I have learned that I can never access a private variable, only with a get-function in the class. But then why can I access it in the copy constructor?
Example:
Field::Field(const Field& f) { pFirst = new T[f.capacity()]; pLast = pFirst + (f.pLast - f.pFirst); pEnd = pFirst + (f.pEnd - f.pFirst); std::copy(f.pFirst, f.pLast, pFirst); }
My declaration:
private: T *pFirst,*pLast,*pEnd;
Private members can be accessed only by the class itself. The parameter is an A, so, logically, the copy constructor of A can access its members. The class can always access all members of all its instances (as long as they're passed as parameters, obviously).

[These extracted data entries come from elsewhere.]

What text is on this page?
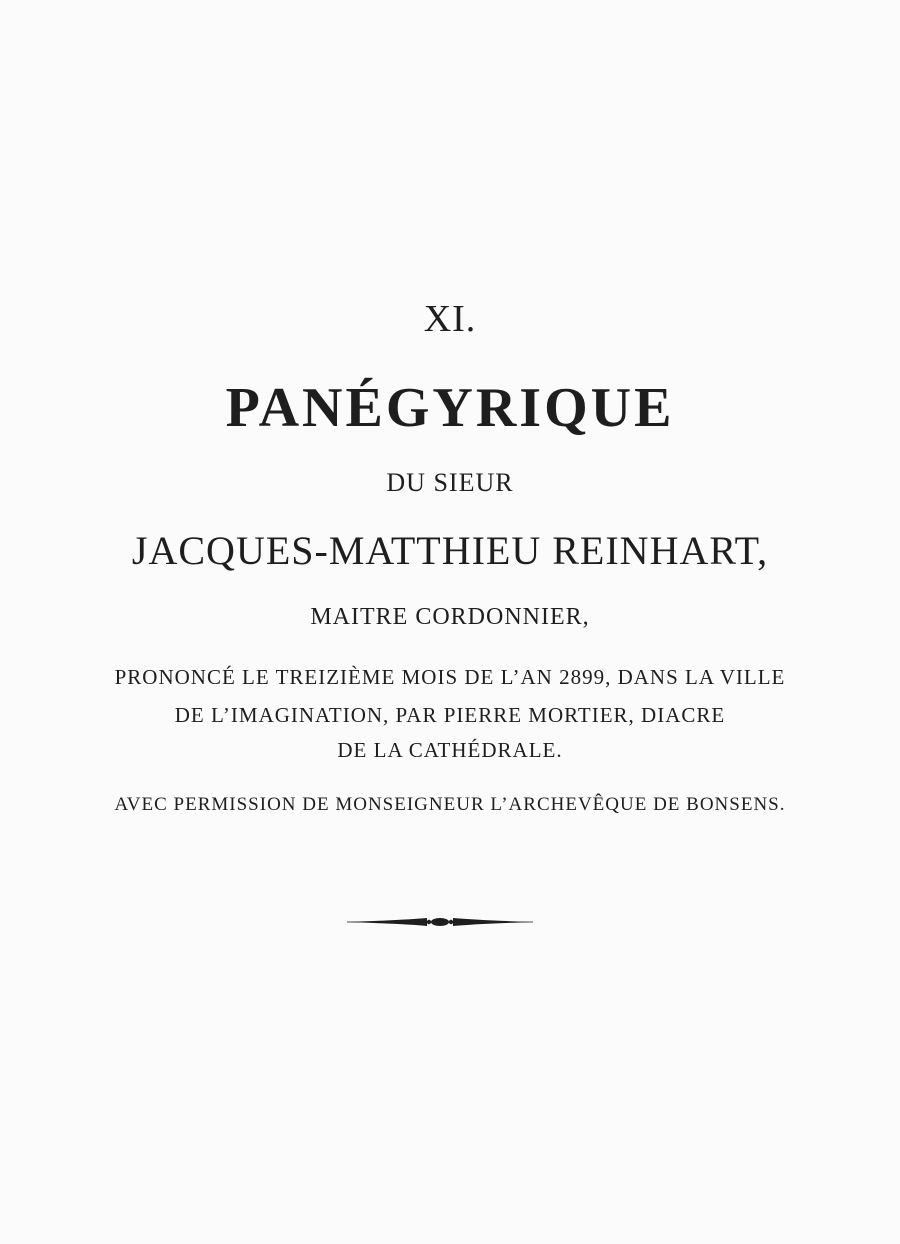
XI.
PANÉGYRIQUE
DU SIEUR
JACQUES-MATTHIEU REINHART,
MAITRE CORDONNIER,
PRONONCÉ LE TREIZIÈME MOIS DE L’AN 2899, DANS LA VILLE
DE L’IMAGINATION, PAR PIERRE MORTIER, DIACRE
DE LA CATHÉDRALE.
AVEC PERMISSION DE MONSEIGNEUR L’ARCHEVÊQUE DE BONSENS.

So the private variable cannot been seen and accessed from outside the scope of the constructor. But inside it you can alter it, log it, pass it to a function, reassingn it like you want.
As you can see, in the Derived type, the copy constructor was intentionally made private, because it would be bad API design to give programmers to ability to accidentally try to call the copy constructor manually, rather than using the clever interface provided by clone().
This is perfectly legal. Objects of the same type have access to one another's private members. This is because access restrictions apply at the class or type level (all instances of a class) rather than at the object level (this particular instance of a class).
The access modifiers work on class level, and not on object level.
That is, two objects of the same class can access each others private data.
Primarily due to efficiency. It would be a non-negligible runtime overhead to check if this == other
each time you access other.x
which you would have to if the access modifiers worked on object level.
It's also kind of semantically logical if you think of it in terms of scoping: "How big part of the code do I need to keep in mind when modifying a private variable?" – You need to keep the code of the whole class in mind, and this is orthogonal to which objects exist in runtime.
And it's incredibly convenient when writing copy constructors and assignment operators.